Last week, I raised the point of the Lost Art of Listening and how critical listening is in all areas of our lives. It is particularly important during this period of “lockdown” when we are spending more time with our family members and our need to interact effectively is increased to maintain harmonious relationships.
In order to achieve something good, you have to listen, as this creates opportunities to learn and interact. Our lives up to now have been so busy that moments of real listening have become increasingly rare.
In fact, instead of being able to listen better to someone, we have learned to shut out everyone who doesn’t agree with us or who takes time to get their message across. We don’t listen to the information behind the words and therefore don’t connect. Not listening properly means that we lose the joy of interaction and the wisdom we might have gained if we had actually listened that little bit longer and not spent our time planning our response.

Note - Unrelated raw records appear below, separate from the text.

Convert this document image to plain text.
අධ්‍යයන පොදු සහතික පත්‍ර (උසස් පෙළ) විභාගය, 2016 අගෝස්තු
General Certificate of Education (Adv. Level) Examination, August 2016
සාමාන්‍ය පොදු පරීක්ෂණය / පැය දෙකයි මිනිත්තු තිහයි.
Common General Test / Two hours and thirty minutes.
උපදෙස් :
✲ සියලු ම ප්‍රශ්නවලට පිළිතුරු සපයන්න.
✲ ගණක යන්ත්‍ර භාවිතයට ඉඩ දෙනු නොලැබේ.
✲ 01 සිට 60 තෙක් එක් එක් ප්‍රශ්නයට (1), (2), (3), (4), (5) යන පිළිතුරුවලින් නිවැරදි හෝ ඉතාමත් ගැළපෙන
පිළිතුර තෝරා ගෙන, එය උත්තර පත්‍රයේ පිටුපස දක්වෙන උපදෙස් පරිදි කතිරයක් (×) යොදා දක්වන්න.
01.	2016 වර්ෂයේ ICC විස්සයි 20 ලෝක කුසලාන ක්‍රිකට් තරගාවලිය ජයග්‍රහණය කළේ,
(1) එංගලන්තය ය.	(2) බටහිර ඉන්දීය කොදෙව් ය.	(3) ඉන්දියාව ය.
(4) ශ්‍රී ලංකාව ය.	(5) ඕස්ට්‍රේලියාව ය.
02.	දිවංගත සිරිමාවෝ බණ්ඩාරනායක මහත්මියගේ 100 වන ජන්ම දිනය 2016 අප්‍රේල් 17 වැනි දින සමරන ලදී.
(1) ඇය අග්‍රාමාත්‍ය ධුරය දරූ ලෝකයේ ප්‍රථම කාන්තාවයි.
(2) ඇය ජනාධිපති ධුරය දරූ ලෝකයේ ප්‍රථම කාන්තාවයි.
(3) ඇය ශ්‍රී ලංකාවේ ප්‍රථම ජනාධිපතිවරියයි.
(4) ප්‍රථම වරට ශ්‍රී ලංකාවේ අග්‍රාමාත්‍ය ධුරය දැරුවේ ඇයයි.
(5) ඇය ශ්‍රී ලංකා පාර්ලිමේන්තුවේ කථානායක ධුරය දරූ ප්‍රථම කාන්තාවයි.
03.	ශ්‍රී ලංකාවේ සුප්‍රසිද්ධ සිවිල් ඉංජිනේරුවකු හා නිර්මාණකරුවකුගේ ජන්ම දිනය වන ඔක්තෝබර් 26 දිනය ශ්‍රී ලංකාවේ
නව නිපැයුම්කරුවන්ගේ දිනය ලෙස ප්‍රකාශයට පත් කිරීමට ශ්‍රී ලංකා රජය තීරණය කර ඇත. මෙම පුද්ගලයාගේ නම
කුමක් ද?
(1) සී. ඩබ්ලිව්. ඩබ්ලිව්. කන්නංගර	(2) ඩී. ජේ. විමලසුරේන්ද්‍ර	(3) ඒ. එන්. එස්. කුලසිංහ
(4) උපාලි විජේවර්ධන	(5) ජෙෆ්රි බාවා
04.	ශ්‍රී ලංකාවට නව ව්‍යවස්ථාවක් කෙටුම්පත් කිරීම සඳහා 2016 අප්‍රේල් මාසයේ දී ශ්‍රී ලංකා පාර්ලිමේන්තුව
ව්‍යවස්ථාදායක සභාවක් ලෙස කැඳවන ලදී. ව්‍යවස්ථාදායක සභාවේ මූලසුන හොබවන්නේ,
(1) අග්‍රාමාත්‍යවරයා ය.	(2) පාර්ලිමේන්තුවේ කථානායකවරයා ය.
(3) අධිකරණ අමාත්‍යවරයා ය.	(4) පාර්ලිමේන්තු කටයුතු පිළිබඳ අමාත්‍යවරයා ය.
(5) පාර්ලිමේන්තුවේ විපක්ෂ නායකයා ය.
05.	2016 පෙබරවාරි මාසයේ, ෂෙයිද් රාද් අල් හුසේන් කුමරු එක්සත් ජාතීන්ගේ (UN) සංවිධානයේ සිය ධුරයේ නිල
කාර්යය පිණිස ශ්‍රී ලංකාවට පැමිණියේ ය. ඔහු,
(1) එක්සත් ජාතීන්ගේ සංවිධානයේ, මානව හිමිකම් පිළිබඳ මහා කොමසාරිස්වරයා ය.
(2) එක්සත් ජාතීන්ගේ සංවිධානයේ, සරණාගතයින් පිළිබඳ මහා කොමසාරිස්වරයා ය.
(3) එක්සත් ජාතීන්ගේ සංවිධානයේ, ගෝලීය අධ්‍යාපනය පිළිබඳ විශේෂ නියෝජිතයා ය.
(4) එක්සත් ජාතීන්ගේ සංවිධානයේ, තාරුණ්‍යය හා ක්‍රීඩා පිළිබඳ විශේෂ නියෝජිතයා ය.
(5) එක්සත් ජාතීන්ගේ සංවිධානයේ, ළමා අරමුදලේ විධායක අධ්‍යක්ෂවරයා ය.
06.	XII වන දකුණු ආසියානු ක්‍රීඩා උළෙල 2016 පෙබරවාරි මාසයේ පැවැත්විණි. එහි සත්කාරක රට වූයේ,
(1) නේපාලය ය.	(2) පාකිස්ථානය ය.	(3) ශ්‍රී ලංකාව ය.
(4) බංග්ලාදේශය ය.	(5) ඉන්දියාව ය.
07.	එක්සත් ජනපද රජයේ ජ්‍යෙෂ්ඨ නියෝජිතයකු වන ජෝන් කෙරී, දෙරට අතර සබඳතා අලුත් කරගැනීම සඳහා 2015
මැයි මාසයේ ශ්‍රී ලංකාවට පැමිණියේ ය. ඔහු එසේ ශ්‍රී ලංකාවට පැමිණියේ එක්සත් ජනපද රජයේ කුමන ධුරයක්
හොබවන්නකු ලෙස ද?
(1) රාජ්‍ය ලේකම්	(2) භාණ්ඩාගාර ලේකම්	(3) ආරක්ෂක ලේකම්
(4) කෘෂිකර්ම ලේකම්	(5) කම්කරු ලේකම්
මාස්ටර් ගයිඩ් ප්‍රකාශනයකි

Lonely people are not lonely because of a lack of people around them but rather people get lonely from a lack of other people listening. They don’t have anyone to share their thoughts and feelings with and just as importantly, they don’t have anyone who shares their thoughts and feelings with them. Listening is a two-way street – it’s the way we stay connected.
Listening well is hard – we can’t be good listeners all the time – but we can learn to be better listeners because this skill deteriorates if we don’t use it regularly.
We can begin by thinking about how we listen.
What habits have we got into that make us bad listeners? (this is easier to described than what makes us a good listener – but that’s a topic for another day)
- Interrupting
- Latching on to one word and plan our response without listening to the intent of the interaction
- Looking at our phone, our watch, around the room or away from the speaker
- Fidgeting and being physically restless
- Not actually responding to what has been said but giving a vague “turn filler” such as yeah, uh huh, whatever, ok.
If you are doing these things, STOP. Make it your challenge to identify which of these you are guilty of and use the week ahead to try and catch yourself before you do them.
But this alone will not make you a better listener, it just makes it less obvious that you are being a bad listener.
“Most people do not listen with the intent to understand; they listen with the intent to reply.”